Birds Of a Feather
Old friends have their eyes on the skies
Like fathers trading progress reports on their children, John and I exchange updates on bluebirds.
It hasn’t always been like this.
For five or six years, John had a bluebird house in his yard. No takers. Annually, he would explain to me that nesting boxes have to season for a time before birds will move in. Gotta get the human scent off them.
Meanwhile, the birdhouses at my place were attracting the wrong kind of tenant. I was excited when first I saw a head poking out of one of the boxes until I trained some binoculars on it and found that it was a palm rat.
At the time, I was living in a house with a wood-burning fireplace. So it was that I had stacked firewood in a corner of my yard at all times. The wood supply served as a rat tenement. And King Rat, I supposed, claimed the single-family residence intended for bluebirds. Chickadees, versus rodent vermin, would have been fine, too.
Even before moving to Tallahassee and becoming an apartment dweller for a time, I gave up on the rat houses ever becoming bird sanctuaries.

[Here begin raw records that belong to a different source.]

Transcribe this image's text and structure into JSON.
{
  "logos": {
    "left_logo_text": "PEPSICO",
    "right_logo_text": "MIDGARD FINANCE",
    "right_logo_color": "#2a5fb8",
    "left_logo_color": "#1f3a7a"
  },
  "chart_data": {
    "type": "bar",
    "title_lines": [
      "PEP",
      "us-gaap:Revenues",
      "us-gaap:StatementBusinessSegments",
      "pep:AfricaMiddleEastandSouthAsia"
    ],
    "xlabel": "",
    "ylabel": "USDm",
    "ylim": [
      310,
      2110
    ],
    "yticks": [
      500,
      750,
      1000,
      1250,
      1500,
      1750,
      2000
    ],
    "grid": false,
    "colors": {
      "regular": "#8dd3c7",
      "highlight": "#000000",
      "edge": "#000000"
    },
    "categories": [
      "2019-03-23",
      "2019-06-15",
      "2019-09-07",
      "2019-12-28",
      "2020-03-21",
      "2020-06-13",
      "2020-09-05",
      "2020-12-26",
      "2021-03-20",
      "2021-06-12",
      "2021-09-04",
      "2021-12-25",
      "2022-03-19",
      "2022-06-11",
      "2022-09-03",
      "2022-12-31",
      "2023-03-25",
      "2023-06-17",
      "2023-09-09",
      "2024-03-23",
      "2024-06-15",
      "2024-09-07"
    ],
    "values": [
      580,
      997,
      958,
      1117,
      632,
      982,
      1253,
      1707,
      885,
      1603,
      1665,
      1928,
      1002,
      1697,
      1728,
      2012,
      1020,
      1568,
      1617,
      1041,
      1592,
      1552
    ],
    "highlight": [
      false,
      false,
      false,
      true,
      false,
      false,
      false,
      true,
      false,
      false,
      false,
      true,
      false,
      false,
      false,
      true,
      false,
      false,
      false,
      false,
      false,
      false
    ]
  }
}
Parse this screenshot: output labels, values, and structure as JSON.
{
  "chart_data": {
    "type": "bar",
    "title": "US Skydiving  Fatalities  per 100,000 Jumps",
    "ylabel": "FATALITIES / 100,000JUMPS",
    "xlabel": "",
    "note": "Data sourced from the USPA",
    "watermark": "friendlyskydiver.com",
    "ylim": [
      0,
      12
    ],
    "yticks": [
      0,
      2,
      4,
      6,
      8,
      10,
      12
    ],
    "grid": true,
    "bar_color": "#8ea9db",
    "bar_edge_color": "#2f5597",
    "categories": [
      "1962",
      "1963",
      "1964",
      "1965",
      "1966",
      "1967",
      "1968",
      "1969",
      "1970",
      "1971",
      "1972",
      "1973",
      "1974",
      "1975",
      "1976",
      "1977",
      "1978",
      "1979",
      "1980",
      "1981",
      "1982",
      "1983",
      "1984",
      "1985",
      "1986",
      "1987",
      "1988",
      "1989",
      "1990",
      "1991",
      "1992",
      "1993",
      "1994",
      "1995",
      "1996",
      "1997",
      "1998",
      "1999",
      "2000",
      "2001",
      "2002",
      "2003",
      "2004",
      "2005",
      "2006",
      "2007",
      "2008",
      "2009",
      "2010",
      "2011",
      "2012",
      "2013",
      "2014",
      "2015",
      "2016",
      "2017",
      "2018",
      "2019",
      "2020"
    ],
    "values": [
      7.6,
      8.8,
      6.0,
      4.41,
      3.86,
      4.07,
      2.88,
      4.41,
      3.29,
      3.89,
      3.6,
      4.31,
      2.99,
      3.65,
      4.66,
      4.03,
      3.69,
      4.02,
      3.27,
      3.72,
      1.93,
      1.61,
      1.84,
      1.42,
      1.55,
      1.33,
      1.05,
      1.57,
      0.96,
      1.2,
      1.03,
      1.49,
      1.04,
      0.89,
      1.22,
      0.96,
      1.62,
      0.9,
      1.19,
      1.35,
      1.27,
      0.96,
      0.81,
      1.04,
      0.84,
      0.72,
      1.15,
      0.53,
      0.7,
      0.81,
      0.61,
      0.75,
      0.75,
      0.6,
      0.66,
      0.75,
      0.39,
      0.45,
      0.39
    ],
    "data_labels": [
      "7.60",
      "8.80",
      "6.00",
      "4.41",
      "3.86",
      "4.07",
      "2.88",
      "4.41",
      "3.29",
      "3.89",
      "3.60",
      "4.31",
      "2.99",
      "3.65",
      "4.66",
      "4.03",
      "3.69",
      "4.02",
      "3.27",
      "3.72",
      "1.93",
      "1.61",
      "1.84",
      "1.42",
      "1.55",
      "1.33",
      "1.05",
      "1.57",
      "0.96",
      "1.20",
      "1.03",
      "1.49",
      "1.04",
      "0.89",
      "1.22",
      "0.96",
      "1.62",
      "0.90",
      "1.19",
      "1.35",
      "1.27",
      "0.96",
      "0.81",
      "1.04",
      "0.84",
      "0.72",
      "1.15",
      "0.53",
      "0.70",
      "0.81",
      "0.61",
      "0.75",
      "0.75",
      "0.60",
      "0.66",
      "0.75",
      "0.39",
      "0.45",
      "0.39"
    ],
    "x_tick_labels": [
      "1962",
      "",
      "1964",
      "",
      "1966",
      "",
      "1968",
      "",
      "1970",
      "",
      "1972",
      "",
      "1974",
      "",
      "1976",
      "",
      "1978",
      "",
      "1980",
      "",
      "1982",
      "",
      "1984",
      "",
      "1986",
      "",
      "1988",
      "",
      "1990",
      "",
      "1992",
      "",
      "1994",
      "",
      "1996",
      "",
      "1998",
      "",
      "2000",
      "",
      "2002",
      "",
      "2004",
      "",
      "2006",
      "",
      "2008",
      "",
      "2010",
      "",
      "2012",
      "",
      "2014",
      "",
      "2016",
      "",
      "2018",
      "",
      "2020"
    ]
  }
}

Meanwhile, John’s birdhouse remained in place and unoccupied through wind, rain and hurricanes.
Until last spring.
He didn’t trust his eyes at first. Bluebirds. A male perched on the roof of the house while the female checked out the interior. They would take it. Over the next couple of months, John sent me scores of bluebird photos. Nest-building activity. The incubation period. Chicks.
And, I’ll confess, I was a wee jealous. I had never had a relationship with a bluebird. Indeed, I had convinced myself that they preferred houses mounted on fence posts at the edges of Midwestern soybean fields. But John had somehow attracted a pair.
Darn him. He gets all the birds.
John and his wife, Leeann, bought two lots when they built their house way back when. Over many years, the unimproved lot, through benign neglect, grew to be overrun with beautyberry bushes and bracken ferns and brambles nearly impenetrable — a paradise for birds.
I moved into my current home, in Panama City Beach, in August of last year. I almost immediately put out a bird feeder suspended from a shepherd’s hook but went for months without attracting anything but doves. Finally a cardinal or two. And, you most always can attract blue jays with goobers.
Then, unaccountably but unmistakably, on a brilliant, cloudless day, I spied a male bluebird at my feeder and was inspired to one more time put out a house.
I bought a $12 cedar model, a length of 4-by-4, and a 50-pound bag of Sacrete and set them in the yard along with a bucket of water, a level, a screwdriver and a piece of hard plastic sheeting that I found down the street. It may have blown in from Port St. Joe on Oct. 10. In digging the hole, I would place the spoils on the plastic to avoid suffocating grass.
Bob Vila was never more meticulous about his planning.
John stopped by at my request. He supplied me with encouragement and a shovel. I sold my garden tools upon moving to that apartment and haven’t replaced them all yet.
In fairness, I should say that John did help level the post before I watered the Sacrete. After it had set a while, I screwed the birdhouse onto the post and we were done.
It was then that John produced a sandwich bag and its organic contents from a pocket. He proceeded to sprinkle a pinch of whatever the bag contained into my bird feeder and placed another pinch at the base of the post and gave me the rest of the bagful of …
Dried mealworms. Stink like hell, but bluebirds love them. What a magnanimous gesture on his part. This is what true friends are for. Only John could have caused me to make a new habit of buying $13 bags of beetle larvae.
The bluebirds are back for Year 2 at John’s place, I had move-ins three days after my house went up and we now engage in a Bluebird Dialogue via texting and tweeting.
It is March as I write this and we agree that the chicks should be here any day now.
We can’t wait. We are older now and post storm.